The engineers were settled in Vernon, halfway between Paris and Rouen. They devised a two-stage project, no. 4211, which envisaged assembling and flying V-2 missiles constructed with original parts. Around 75 percent of the parts needed to assemble thirty V-2 missiles were acquired from companies in France and the French occupation zone in Germany that had supplied the original German V-2 project. However, the French were unable to acquire the remaining 25 percent of the parts due to the refusal of the United States and Soviet Union to supply them. It was also found that it would take much longer than expected to build test facilities in France and French-ruled Algeria.
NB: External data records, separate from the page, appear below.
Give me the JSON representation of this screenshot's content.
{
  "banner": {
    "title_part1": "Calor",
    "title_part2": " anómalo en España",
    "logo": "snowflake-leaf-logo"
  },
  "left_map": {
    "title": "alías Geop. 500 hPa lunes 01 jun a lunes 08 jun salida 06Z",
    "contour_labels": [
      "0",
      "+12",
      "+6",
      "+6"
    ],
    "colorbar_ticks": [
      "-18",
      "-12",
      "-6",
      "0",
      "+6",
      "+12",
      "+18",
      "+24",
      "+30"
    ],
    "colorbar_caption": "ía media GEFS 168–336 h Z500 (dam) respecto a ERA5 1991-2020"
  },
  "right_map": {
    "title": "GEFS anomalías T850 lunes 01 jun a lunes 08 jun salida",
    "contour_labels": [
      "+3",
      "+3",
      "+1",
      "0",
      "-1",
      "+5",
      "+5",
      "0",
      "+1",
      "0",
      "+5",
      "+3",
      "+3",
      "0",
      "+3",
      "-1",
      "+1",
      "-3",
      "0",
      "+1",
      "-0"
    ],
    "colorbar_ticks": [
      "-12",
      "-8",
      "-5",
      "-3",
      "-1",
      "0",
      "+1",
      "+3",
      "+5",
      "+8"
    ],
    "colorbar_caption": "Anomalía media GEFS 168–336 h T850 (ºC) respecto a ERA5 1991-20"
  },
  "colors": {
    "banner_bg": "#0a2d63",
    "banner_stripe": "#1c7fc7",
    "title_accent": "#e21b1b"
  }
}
This forced a different approach. The work on project 4211 was redirected towards an existing parallel project, no. 4212, that had been started to create a "pure French" development of the Aggregat rocket family – of which the V-2 was a member – along the lines originally envisaged by the Peenemünde researchers during the war. A new and much more powerful engine would be developed for the V-2, powered by new fuels, to create an advanced long-range V-2-based rocket. The rocket would be the same size as the original V-2 but would be much stronger structurally and capable of generating up to 40 tons of thrust, with detachable booster rockets and aerodynamic surfaces to increase its range.

== Variants ==

Four versions of the Super V-2 were envisaged, each representing a progressive technological increase from its predecessor:

- R1 – a 1000 kg warhead and 1500 km range. Propelled by nitric acid and kerosene, pressure-fed to the engine by a gas generator.
- R2 – a 1000 kg warhead and 1400 km range, with a turbopump-fed engine fuelled by liquid oxygen and kerosene.
- R2S – a 1000 kg warhead and 1800 km range, or a 500 kg warhead over a 2250 km range. Propelled by nitric acid and kerosene fuel with a turbopump-fed engine. This would be the first French strategic ballistic missile to go into production, bringing together all the technological advances of the first two variants.
- R2M – a 1000 kg warhead with a 3600 km range, using a turbopump-fed engine fuelled by nitric acid and kerosene. This would essentially be a French version of the A9/A10 "Amerika Rakete" envisaged by von Braun, capable of striking targets as far away as Russia; its greatly increased range relied on using a detachable booster rocket and aerodynamic lift surfaces that would enable the rocket to reach a high altitude and then glide to its target.

== Outcome ==

Although much work was done on the theoretical design of the Super V2 and its fuel handling systems, the French government expressed little interest in funding practical development. The project was cancelled in 1948 and the development work was refocused towards the much smaller Véronique rocket. This ultimately led to the development of the Diamant rockets in the 1960s and the Ariane rockets from the 1970s onwards.